Impactos e exemplos internacionais
Regulamentar a alimentação saudável não traria benefícios apenas para a saúde pública, mas também para setores como a agricultura familiar, responsável pela produção de alimentos in natura. “Se a população adoece mais, há uma série de perdas que atingem a todos. Se tem menos pessoas ativas, aumenta a necessidade de gastos com saúde pública e previdência”, pondera Escobar. Ela destaca que os mais pobres seriam os principais beneficiados com uma política de incentivo ao consumo de alimentos saudáveis e à redução dos ultraprocessados, o que ajudaria também na redução das desigualdades sociais.
Políticas de controle sobre a adição de sal, açúcar e gorduras trans já são aplicadas em diversos países e podem servir como exemplo para o Brasil. No entanto, Escobar reforça que o país tem uma vantagem: a sua dieta tradicional, composta por alimentos como arroz, feijão, frutas e vegetais, que é naturalmente saudável, mas está sendo cada vez menos consumida. Para reverter essa tendência, é preciso, além de regulamentar, promover campanhas educativas e criar incentivos para a agricultura familiar, que sofre com a pressão das grandes corporações de alimentos ultraprocessados.
“É essencial trazer essa discussão para espaços mais próximos das pessoas. Critico, por exemplo, a falta de controle sobre o que as crianças levam para a escola. Em Sergipe e Aracaju, não há leis que proíbam a entrada de alimentos ultraprocessados nas escolas, diferentemente de cidades como Niterói (RJ), que foi pioneira nesse tipo de controle. Não faz sentido termos boas políticas de alimentação escolar e, ao mesmo tempo, permitir a entrada de refrigerantes nas escolas, que deveriam proteger as crianças e transmitir essa mensagem à sociedade”, pontua.
Conscientização é fundamental
A regulamentação de uma alimentação saudável no Brasil passa por questões políticas, sociais e econômicas. Como afirma Escobar, a falta de vontade política é um dos maiores obstáculos para que essas políticas sejam efetivamente aplicadas. Além disso, é fundamental aumentar a conscientização da sociedade sobre a gravidade dos problemas alimentares, desde o nível local até o global. Dessa forma, uma alimentação saudável regulamentada como política pública pode não só melhorar a saúde da população, mas também contribuir para a redução das desigualdades sociais e para um futuro mais sustentável.

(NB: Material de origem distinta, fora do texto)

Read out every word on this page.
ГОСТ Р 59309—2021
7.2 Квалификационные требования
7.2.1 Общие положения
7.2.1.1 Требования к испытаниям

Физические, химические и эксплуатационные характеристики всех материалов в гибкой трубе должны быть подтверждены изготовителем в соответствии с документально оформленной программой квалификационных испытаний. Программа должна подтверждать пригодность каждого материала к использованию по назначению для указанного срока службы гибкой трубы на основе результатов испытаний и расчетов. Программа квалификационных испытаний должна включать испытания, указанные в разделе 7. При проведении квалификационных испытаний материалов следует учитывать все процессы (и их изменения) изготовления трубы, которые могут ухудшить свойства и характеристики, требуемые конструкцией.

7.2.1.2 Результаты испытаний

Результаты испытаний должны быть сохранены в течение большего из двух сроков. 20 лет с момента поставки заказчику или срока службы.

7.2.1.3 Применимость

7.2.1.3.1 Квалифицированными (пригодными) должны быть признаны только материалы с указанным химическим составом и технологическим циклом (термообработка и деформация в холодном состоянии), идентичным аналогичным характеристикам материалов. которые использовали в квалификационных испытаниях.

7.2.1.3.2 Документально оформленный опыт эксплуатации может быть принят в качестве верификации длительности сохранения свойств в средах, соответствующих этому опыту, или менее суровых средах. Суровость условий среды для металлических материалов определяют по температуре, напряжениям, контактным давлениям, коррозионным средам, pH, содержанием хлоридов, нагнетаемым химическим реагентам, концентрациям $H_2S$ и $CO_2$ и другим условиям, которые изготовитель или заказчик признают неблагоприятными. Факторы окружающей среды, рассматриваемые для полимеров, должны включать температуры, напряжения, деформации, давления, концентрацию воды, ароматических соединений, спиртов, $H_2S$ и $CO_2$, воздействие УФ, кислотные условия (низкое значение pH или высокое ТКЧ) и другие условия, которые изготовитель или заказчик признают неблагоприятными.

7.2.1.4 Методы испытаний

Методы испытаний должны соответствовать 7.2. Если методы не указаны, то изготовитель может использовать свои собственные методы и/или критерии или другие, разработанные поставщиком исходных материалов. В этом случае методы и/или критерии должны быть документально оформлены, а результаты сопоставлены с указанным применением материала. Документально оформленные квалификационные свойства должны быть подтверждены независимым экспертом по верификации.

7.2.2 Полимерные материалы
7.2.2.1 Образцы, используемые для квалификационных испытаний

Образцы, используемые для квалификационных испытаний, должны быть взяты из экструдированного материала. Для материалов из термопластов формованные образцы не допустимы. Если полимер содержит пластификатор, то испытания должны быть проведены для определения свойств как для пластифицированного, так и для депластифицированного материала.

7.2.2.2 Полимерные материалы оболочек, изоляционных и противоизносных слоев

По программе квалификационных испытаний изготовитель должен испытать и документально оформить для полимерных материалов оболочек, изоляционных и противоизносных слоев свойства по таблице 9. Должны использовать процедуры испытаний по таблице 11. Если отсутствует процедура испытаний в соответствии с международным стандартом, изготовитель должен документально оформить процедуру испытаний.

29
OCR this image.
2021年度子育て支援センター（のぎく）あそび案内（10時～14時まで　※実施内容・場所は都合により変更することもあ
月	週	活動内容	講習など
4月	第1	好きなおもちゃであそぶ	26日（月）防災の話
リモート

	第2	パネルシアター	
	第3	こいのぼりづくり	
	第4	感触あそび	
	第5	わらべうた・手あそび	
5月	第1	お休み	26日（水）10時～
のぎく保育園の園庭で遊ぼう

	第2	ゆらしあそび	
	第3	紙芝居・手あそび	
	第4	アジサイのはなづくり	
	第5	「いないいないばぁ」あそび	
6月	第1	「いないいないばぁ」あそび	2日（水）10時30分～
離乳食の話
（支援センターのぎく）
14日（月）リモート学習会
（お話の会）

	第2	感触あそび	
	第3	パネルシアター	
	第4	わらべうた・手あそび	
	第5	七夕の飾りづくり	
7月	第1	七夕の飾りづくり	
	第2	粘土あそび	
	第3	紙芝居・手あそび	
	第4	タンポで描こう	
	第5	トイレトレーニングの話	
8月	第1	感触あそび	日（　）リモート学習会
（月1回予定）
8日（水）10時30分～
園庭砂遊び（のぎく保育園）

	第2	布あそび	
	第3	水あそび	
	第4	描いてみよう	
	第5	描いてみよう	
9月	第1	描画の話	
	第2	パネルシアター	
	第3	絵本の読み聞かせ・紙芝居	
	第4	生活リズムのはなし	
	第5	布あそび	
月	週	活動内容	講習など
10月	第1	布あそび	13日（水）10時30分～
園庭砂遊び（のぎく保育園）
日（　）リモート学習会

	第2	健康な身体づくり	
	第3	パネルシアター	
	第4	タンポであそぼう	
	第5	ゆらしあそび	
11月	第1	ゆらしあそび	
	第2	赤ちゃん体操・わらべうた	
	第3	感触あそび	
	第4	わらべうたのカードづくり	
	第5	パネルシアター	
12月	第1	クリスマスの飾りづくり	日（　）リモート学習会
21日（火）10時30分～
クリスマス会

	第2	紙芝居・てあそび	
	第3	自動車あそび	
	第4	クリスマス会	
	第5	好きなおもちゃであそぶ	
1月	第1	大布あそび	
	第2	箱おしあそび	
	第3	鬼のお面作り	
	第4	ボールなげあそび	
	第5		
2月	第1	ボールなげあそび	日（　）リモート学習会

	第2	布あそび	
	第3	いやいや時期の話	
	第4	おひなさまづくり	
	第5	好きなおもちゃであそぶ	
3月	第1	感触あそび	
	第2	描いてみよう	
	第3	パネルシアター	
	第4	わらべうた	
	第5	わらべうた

“Assumir a responsabilidade é fundamental, tanto como profissional de saúde quanto como cidadão. É importante estar informado sobre as políticas existentes, cobrar ações de seus representantes e avaliar se suas propostas beneficiam a sociedade ou favorecem grandes corporações. Dar o exemplo é essencial, valorizando a alimentação tradicional brasileira e utilizando o Guia Alimentar para a População Brasileira como referência na saúde pública. Em resumo, é necessário estar consciente da gravidade da crise nos sistemas alimentares”, finaliza.